Chacun avait à faire ce 02 août. Les travaux des champs par exemple, la moisson, les vendanges un peu après.
Et le lendemain... Qui allait assurer le travail dans la ferme ? Dans la boutique ?
On espérait une guerre rapide et revenir vite fait. Cruelle déception !
Le travail de la terre, il y en eut ! Mais à construire des casemates, des tranchées et autres abris précaires pendant quatre ans, pour les plus chanceux et des tombes de fortune pour les malchanceux.

Mais qui avait bien compris ce jour là, pour qui et par quel engrenage d'alliances entre nations, il allait falloir se battre ?

Et surtout se battre avec les moyens que l'intelligence humaine avait développés pour mieux pourrir la vie de ses ennemis !
Les gaz, l'aviation, le lance-flamme et autres joyeusetés.
Les crimes de guerre, si ils ont toujours existés, ont pris cette fois une ampleur insoupçonnée. Les civils, comme les militaires, en ont fait les frais. Par exemple, Magny dans les Ardennes sera le théâtre de 42 exécutions de civils. Les hordes allemandes s'étaient déjà fait la main en Belgique.
On est maintenant entre gens modernes et on se fait une guerre moderne, industrielle. Il faut bien enrichir les Krupp, Schneider, Renault et cie. "On croit mourir pour la patrie, on meurt pour les industriels" écrit Anatole France.
Charles Bruneau, cite cette inscription relevée dans un abri allemand :"Wir kämpfen nicht fur Vaterland, wir kämpfen nicht fur gott, wir kämpfen nur fur Kapital, uns Armen schiesst man Tott" Ce qui veut dire : " Nous ne nous battons pas pour la patrie. Nous ne nous battons pas pour Dieu. Nous ne nous battons que pour le capital. On fusille nos pauvres". (Ch. Bruneau, "Ma guerre 1914-1918" page 207. Edité par Terres Ardennaise 2021.
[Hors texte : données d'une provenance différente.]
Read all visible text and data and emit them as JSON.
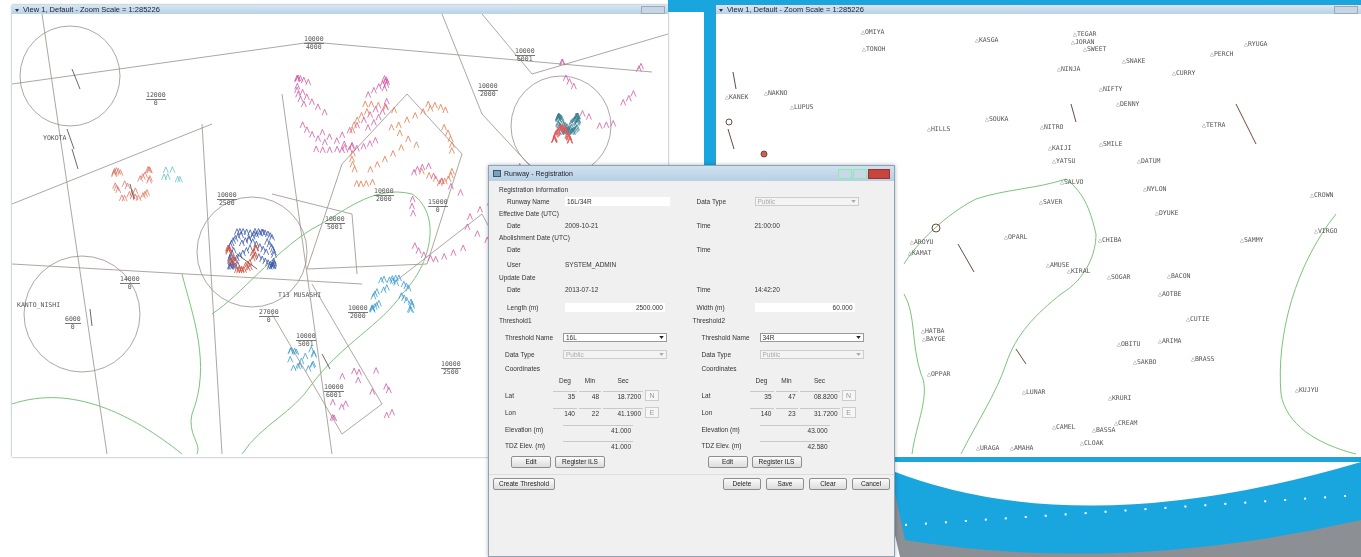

Les changements dans notre société.

Le brassage de population, dans les tranchées, les évacuations, la captivité pour certains, la cohabitation avec l'ennemi, a mis à mal un certain nombre de certitudes.
Tout d'abord, les femmes durent remplacer les hommes partis au front, tant dans les travaux agricoles ou industriels que dans la responsabilité du foyer.
Quand les soldats rentrèrent, ils découvrirent que leurs compagnes avaient assumé ces travaux et certains virent leur rôle de pater-familas fortement remis en cause.
Les femmes ayant mené la barque pendant ces longues années, se revendiquaient à juste titre égales aux hommes, d'où une demande légitime d'émancipation. N'oublions pas qu'à cette époque, elles dépendaient du mari, ne votaient pas et devaient avoir son autorisation pour travailler et gérer ses propres affaires.

Les gens se sont par la force des choses côtoyés et ont découvert que notre univers était plus large que le canton ou le département.
Une forte incompréhension s'est aussi installée entre ceux du front et ceux de l'arrière.
A part quelques épisodes de la grosse Bertha, Paris continuait à vivre à moins de 100 kilomètres de l'enfer.
Une grande partie de la France n'a pas vu un "boche" car le front s'est cantonné au nord et à l'est. On pouvait pontifier dans les cafés et journaux, mais personne n'imaginait l'horreur des tranchées. Les soldats au cours de leurs rares permissions n'en parlaient guère, craignant de n'être pas crus.
Ce fossé entre civils et militaires, fut mal ressenti par ceux qui étaient au front. Charles Bruneau en parle : "Le poilu en a assez de se faire casser la figure pour des ouvriers qui gagnent 20 fr.par jour et qui se fichent de lui quand il va en perm. Chose curieuse le poilu n'en veut pas aux bourgeois. Ça semble lui être un peu égal que le bourgeois jouisse à l'arrière. Mais ce qui le dégoûte, c'est de revoir son ancien égal, l'ouvrier, qui non seulement ne se fait pas casser la figure, mais gagne quatre fois plus qu'avant. Et puis ça dégoûte le poilu de se battre pour sa femme qui le trompe, pour ses enfants qui l'oublient et ne rêvent qu'au cinéma, pour les journalistes qui lui bourrent le crâne etc." Suit toute une diatribe de la même veine et il conclue par : Si il y des civils qui ne sont pas contents, qu'ils viennent prendre leur place."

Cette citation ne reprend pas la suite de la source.